A trip to Mt. Kurama

Kurama-dera Temple in Kyoto

Minamoto no Yoshitsune, Kenjutsu, and the Tengu

The namesake of one of our most popular bogu, the Kurama Set is named after the highest peak in Kyoto, Mt. Kurama. I decided to visit the mountain and see with my own eyes what makes it special.

Mt. Kurama is located North of Kyoto. It is believed that Kurama is infused with energy from the deity Mao-son and later is also where Bishamonten is enshrined. The thousand-armed Kannon bodhisattva (two of the most important deities in Japanese Buddshism) and is until today they are worshipped together as Sonten (symbol of cosmic energy) making Kurama a very mystical place. It is also said that the Tengu that was taught Minamoto no Yoshitsune swordsmanship also lives here. With so many mysteries, how could I not give it a visit?

Next to Mt. Kurama there is the Kibune Shrine – where they believed that the Goddess that gave birth to the very first emperor of Japan “sailed to.”

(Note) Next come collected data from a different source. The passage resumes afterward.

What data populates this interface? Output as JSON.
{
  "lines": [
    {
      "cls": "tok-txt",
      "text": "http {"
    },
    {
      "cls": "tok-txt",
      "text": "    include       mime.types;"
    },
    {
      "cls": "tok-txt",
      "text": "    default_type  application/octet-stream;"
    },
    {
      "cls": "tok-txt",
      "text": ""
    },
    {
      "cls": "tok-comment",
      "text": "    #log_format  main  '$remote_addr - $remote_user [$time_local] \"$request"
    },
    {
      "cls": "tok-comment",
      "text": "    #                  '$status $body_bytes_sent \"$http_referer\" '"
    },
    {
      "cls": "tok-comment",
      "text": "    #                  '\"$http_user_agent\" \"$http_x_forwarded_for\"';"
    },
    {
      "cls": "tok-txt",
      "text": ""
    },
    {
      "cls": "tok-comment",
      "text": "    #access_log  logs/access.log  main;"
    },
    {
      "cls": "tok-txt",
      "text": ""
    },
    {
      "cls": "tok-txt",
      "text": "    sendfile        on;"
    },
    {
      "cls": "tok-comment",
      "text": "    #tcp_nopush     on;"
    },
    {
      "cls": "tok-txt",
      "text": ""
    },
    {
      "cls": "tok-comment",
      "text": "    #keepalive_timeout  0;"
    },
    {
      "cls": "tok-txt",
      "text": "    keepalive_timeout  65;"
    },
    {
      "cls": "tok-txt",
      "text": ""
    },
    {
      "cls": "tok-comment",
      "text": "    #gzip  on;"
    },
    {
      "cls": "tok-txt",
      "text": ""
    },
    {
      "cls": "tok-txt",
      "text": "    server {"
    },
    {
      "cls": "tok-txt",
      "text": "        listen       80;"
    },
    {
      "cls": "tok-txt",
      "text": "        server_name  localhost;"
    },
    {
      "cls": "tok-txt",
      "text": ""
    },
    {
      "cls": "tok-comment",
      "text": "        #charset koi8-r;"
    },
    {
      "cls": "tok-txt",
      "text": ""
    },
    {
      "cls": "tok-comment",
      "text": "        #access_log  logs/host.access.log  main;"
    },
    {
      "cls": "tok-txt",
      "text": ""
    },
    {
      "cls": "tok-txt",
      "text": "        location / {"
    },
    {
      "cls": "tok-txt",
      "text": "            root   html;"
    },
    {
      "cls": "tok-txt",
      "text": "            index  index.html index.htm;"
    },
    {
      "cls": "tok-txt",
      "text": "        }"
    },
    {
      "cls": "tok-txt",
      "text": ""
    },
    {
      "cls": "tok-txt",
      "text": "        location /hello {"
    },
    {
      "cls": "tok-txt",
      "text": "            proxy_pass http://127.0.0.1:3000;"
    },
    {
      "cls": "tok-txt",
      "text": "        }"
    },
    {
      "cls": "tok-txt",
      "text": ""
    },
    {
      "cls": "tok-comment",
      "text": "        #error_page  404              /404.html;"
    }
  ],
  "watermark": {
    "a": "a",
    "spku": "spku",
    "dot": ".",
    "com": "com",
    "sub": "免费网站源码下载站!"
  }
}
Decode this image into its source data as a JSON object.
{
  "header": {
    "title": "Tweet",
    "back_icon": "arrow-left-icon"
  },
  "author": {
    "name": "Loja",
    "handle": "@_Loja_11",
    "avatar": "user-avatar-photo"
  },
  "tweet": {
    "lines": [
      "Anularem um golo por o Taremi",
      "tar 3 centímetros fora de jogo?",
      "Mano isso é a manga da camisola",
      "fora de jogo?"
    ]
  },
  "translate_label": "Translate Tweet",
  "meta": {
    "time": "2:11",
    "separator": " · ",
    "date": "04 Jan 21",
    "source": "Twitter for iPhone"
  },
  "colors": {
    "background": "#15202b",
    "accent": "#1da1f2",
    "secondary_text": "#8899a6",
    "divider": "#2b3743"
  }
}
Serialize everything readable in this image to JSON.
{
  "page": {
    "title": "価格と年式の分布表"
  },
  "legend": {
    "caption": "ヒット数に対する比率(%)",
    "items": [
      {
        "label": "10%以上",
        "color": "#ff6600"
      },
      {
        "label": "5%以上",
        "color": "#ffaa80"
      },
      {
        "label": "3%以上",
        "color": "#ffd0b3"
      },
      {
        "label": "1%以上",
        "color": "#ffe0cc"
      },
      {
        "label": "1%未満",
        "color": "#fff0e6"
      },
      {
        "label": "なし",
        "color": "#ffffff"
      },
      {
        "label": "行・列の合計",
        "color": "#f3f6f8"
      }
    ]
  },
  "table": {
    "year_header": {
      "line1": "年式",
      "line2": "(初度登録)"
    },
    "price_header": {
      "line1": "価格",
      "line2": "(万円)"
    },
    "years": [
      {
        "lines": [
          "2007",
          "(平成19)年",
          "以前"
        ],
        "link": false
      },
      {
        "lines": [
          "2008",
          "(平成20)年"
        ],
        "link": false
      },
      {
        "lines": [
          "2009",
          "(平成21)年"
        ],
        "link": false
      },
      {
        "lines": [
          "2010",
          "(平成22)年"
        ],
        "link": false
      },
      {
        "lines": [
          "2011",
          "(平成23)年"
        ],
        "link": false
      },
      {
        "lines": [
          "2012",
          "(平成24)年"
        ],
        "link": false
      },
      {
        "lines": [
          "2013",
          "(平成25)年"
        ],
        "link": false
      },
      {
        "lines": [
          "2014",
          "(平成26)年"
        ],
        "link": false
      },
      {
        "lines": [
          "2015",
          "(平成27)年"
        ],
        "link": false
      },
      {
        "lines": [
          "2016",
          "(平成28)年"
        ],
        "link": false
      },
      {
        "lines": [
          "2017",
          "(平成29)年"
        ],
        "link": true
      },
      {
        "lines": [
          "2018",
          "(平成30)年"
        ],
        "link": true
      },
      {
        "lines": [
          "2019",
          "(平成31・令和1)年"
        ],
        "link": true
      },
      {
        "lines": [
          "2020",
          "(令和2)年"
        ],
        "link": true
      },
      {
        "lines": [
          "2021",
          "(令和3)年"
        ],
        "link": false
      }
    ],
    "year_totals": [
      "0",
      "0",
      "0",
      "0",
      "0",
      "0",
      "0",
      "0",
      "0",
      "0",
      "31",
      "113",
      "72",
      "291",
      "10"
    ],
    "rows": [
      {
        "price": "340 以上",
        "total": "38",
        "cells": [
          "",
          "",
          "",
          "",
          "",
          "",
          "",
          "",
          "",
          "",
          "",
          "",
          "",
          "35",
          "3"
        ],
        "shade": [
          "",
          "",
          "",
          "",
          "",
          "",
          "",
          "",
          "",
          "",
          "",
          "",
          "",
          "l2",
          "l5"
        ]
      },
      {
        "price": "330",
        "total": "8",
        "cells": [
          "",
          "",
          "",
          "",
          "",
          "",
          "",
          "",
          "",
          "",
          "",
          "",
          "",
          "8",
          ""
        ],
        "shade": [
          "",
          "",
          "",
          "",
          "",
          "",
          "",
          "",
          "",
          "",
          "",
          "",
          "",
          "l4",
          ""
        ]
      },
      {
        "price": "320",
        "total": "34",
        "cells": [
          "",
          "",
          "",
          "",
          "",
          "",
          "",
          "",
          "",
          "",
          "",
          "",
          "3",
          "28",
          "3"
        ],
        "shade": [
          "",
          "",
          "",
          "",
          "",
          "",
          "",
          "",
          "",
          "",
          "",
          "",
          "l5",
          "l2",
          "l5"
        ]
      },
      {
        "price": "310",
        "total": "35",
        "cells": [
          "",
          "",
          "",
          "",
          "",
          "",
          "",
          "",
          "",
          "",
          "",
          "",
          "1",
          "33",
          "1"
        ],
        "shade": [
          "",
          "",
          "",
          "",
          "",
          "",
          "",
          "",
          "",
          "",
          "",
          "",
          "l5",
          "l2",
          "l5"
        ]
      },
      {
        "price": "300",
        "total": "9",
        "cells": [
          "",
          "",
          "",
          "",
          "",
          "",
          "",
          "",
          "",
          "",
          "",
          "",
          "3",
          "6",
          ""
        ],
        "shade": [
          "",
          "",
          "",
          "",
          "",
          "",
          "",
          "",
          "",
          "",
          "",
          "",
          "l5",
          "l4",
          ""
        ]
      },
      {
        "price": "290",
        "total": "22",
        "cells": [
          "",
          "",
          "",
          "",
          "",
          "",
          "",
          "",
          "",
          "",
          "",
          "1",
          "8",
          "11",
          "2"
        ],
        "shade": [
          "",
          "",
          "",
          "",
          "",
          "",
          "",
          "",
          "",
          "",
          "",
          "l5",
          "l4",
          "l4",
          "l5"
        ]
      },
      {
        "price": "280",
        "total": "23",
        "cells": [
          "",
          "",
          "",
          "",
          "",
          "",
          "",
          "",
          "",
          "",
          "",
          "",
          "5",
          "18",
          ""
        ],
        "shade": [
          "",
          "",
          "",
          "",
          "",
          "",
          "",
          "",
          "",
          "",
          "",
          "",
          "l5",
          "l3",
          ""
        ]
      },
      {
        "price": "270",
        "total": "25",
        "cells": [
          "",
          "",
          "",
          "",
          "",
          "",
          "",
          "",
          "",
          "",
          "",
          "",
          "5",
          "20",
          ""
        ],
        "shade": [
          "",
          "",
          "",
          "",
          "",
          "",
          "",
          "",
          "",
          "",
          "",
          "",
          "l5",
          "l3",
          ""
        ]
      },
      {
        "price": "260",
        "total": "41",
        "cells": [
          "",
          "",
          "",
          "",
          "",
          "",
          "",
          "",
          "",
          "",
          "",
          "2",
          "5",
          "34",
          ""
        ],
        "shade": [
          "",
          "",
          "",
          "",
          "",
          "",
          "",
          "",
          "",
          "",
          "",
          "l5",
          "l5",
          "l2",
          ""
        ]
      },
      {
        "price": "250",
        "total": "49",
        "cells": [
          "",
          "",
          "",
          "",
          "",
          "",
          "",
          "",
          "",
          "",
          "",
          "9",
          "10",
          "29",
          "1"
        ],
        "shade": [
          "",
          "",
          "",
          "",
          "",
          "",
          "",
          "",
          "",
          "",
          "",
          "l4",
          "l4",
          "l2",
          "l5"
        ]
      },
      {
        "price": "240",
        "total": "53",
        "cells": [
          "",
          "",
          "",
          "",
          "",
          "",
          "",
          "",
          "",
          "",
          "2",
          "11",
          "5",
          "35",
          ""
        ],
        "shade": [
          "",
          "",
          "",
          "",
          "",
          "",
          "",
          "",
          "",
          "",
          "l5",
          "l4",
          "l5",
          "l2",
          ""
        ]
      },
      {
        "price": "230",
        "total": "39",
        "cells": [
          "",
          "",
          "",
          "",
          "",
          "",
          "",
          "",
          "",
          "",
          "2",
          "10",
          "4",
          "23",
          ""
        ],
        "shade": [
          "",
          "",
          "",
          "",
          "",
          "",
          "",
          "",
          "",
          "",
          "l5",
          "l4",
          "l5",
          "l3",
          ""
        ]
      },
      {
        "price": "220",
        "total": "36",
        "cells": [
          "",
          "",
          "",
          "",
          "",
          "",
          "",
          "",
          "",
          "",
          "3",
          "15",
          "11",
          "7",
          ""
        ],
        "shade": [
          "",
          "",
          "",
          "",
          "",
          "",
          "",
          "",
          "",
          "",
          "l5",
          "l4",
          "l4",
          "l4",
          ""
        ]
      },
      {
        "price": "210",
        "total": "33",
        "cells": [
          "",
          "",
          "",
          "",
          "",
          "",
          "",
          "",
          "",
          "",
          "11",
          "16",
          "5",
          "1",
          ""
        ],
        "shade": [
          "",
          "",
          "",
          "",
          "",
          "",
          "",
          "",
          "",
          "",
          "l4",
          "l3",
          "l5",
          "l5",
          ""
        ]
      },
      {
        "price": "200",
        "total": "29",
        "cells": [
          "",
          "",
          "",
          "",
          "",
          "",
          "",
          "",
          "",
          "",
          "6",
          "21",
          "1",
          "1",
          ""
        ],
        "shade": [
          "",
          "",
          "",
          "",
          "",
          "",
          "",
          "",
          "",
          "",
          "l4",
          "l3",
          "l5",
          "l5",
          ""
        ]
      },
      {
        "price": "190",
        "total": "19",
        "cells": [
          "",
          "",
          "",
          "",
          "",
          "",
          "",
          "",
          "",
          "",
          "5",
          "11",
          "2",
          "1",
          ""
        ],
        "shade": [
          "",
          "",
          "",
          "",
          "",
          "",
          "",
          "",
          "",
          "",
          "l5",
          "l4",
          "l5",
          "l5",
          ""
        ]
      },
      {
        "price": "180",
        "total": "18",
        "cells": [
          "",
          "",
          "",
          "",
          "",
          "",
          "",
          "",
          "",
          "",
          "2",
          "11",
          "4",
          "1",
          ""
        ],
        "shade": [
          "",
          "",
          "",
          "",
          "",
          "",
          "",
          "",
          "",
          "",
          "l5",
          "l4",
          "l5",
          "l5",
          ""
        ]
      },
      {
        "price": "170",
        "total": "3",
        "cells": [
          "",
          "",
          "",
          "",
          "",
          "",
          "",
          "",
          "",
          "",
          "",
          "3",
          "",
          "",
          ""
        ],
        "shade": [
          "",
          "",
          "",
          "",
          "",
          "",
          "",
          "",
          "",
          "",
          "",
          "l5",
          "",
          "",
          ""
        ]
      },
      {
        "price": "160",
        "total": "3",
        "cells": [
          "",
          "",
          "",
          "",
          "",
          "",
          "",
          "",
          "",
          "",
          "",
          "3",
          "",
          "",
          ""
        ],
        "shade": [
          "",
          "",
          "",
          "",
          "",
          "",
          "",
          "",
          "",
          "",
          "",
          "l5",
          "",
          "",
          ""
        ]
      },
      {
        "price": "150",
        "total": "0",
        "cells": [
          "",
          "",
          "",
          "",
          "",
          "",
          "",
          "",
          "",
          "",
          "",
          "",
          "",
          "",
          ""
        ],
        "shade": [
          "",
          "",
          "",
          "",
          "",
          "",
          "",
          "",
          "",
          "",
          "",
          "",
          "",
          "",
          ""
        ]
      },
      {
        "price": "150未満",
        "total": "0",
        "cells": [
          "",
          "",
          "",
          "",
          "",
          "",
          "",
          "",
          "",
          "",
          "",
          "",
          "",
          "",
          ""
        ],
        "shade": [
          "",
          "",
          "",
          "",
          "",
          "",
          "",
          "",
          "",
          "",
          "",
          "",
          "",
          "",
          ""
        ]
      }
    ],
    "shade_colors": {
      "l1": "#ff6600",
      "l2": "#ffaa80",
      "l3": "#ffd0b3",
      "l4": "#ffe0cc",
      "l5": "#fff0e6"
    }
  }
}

When I decided to visit Mt. Kurama, many friends had advised me to start from Kibune and work my way up to Kurama, although most people start from Mt. Kurama and move in the opposite direction.

Kibune Jinja Shrine
I reached Kibune-guchi station which is surrounded by the natural beauty of the northern Kyoto mountain range. As such I decided to walk to the shrine rather than taking the bus. The scenery when I arrived at Kibune Shrine was extraordinarily beautiful. The old wooden Shrine is surrounded by multiple varieties of greenery and small waterfalls. In Kibune, as it is said, a God of water resides. They have an omikuji which is only revealed by water, which I have tried with delight.

After I finished praying at Kibune, I started climbing Mt. Kurama from the Nishi-mon (the Western gate). The first temple you can see when climbing from this gate is the Okunoin Mao-den and is soon followed by Yoshitsune-do. Where there is a sign stating that Yoshitsune’s spirit returned to Mt. Kurama and to this day his spirit still resides there. Which is a nice thought as he spent much of his time growing up here. Later as you continue your walk, you can see other small temples here and there among small waterfalls that the monks used to drink water from in days passed. Finally, you will reach the main Temple.

Kurama-dera Temple

Walking around all the trees and wooden temples and gazing upon the orange-red color of the main temple is breathtaking. It looks glorious and fits right in nestled among the green scenery. Also, something that is differs from most other temples are Kuramadera’s guardian statues. In most shrines and temples you will see Kuma-inu. However, protecting Kurama, (although still known as kuma-inu) the animals that guard the temple are Tora (tigers). The reason for that is a legend which says that when the monk Ganji founded the temple, one of his disciples was attacked by Oni. The God Bishamonten appeared, saving him. This is said to have occurred on the month, day and time of the Tora.

Kuma Inu

Another thing worth mentioning is the Yuki shrine; a Shinto shrine that was built around 940 by Toyotomi Hideyori (son of Toyotomi Hideyoshi). The front shrine is constructed in a rare style called Warihaiden, which is known for the passage in the center. And of course I should also mention the big statue of the Tengu near the Kurama station. It is well known for its giant nose which was recently broken by heavy snow around 2 years ago (thankfully now repaired). I should also mention that Kurama is famous for its Onsen, too. Unfortunately, this time, I didn’t have time to go – but there is always next time.

Yuki Jinja shrine

Tengu figure on Mount Kurama

Overall my trip to Kibune and Kurama was well worth it. Especially Kurama; it has such a strong and positive aura, calming your mind and spirit but also makeing you feel stronger – rejuvenated. As it is not as crowded as most temples in Kyoto, the monks there are very kind and friendly – perfect if you want to relax and think in peace. Be careful though, during the Koyo season (all the Autumn colors) it can get more crowded than usual.